Mechanisms of load transfer at the fiber and fibril scale. (A) Deformation of photobleached lines at increasing tensile strain and along the length of a tendon fascicle during tensile testing of a notched specimen. The continuity and increased deflection of the photobleached lines reveal shear transfer across the strain localization caused by the notch (adapted from Szczesny et al.). (B-D) Elastin contribution to the tensile, shear, and transverse behavior of porcine MCL. While removal of elastin by elastase treatment reveals a contribution to tensile behavior, namely an extension in the toe-region, elastin is the primary determinant of shear and transverse mechanics suggesting it is a likely candidate mechanism for fiber-level shear load transfer (B adapted with permission, from Henninger et al.; C-D adapted with permission, from Henninger et al.). (E-G) Decorin does not contribute to the quasistatic or viscoelastic behavior of porcine MCL, demonstrated by unchanged material response following selective removal of the chondroitin and dermatan sulfate side chains.
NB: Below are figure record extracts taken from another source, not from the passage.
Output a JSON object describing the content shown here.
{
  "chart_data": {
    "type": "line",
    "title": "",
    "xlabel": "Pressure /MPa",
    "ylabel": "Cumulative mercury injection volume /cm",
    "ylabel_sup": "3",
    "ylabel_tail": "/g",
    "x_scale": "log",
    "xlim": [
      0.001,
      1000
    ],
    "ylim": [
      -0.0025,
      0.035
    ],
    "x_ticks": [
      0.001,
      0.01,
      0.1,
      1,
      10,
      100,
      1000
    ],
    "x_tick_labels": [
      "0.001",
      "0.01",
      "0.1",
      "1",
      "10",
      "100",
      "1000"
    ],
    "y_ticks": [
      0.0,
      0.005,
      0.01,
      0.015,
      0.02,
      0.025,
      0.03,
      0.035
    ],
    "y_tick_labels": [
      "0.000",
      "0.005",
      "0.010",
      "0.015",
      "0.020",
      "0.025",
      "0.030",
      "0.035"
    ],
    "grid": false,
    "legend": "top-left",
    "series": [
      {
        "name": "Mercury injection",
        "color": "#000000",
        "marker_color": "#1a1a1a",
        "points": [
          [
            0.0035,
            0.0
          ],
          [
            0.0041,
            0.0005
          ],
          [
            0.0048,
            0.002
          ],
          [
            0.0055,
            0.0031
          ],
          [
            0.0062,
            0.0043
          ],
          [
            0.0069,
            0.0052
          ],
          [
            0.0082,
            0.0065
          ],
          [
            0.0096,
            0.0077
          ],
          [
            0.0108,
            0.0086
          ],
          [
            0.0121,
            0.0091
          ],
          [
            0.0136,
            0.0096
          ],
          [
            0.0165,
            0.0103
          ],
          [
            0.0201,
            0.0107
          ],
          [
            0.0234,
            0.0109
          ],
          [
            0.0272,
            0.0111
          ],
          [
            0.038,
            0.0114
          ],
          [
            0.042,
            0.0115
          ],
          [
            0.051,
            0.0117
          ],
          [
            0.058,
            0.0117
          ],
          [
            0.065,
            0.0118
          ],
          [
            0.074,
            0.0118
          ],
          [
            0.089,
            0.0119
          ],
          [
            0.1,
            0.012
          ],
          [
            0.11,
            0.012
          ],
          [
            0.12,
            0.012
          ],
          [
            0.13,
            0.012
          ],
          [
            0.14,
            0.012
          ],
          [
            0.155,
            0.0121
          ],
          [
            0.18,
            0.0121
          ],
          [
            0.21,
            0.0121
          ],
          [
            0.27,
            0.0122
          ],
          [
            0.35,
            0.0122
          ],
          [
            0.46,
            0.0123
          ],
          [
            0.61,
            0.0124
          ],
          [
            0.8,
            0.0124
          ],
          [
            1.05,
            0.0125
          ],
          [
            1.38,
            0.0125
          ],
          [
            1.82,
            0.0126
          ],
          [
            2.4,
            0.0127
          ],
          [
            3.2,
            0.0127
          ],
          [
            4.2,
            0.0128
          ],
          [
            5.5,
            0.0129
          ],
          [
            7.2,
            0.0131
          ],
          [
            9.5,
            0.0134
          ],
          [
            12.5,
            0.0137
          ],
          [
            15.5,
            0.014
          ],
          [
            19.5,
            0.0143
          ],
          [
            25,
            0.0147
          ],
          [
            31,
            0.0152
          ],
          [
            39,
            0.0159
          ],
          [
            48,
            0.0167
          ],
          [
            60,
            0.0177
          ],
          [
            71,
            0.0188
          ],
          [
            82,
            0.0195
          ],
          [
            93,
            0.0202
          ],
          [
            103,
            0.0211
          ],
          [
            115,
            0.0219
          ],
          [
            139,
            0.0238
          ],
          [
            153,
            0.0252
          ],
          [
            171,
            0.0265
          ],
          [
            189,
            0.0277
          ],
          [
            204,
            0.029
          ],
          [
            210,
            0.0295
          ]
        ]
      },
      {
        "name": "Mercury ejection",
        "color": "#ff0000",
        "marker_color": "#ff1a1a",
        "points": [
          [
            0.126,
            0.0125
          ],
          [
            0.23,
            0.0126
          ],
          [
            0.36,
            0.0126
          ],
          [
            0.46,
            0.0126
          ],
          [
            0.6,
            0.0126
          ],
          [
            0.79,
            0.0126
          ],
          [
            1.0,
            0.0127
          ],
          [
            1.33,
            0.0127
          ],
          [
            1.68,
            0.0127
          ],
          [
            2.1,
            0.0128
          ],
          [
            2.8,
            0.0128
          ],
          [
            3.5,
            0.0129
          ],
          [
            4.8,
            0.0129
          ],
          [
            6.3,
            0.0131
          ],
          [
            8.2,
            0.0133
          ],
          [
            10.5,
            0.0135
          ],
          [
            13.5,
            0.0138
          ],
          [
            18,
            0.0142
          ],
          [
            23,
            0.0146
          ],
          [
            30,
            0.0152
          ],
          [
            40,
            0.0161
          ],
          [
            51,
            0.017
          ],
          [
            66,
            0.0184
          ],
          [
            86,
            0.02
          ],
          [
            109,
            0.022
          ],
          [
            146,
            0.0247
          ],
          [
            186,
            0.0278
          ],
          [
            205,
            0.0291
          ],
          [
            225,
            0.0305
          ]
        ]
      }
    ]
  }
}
Thus, while proteoglycans have demonstrated an important role during tissue development, they do not contribute to the mechanics of mature tissues (E-F adapted with permission, from Lujan et al.; G adapted from Lujan et al.).

Figure 5.

Collagen molecular damage due to incrementally applied tensile strain. A) Average stress-strain curves for fascicles stretched to incremental levels of strain. B) Fluorescence images of rat tail tendon fascicles stretched to 5, 10.5, and 15 % strain, then stained with fluorescent collagen hybridizing peptide, which detects unfolded collagen α-chains. On the bottom, a brightfield image of a fascicle shows the orientation of the fascicles in the fluorescence images. Scale bars, 2 mm. C) Incremental molecular damage with increasing strain quantified by intensity of fluorescent-CHP staining (green) and trypsin digestion (blue). Correspondence between the two techniques confirms that CHP binding detects mechanically unfolded collagen. The orange dotted lines in (a) and (c) indicate the approximate transition strain from the linear region to the onset of damage as identified by deviation of the stress-strain curve from linearity, which correlates with the onset of fluorescent-CHP intensity (reprinted from Zitnay et al.).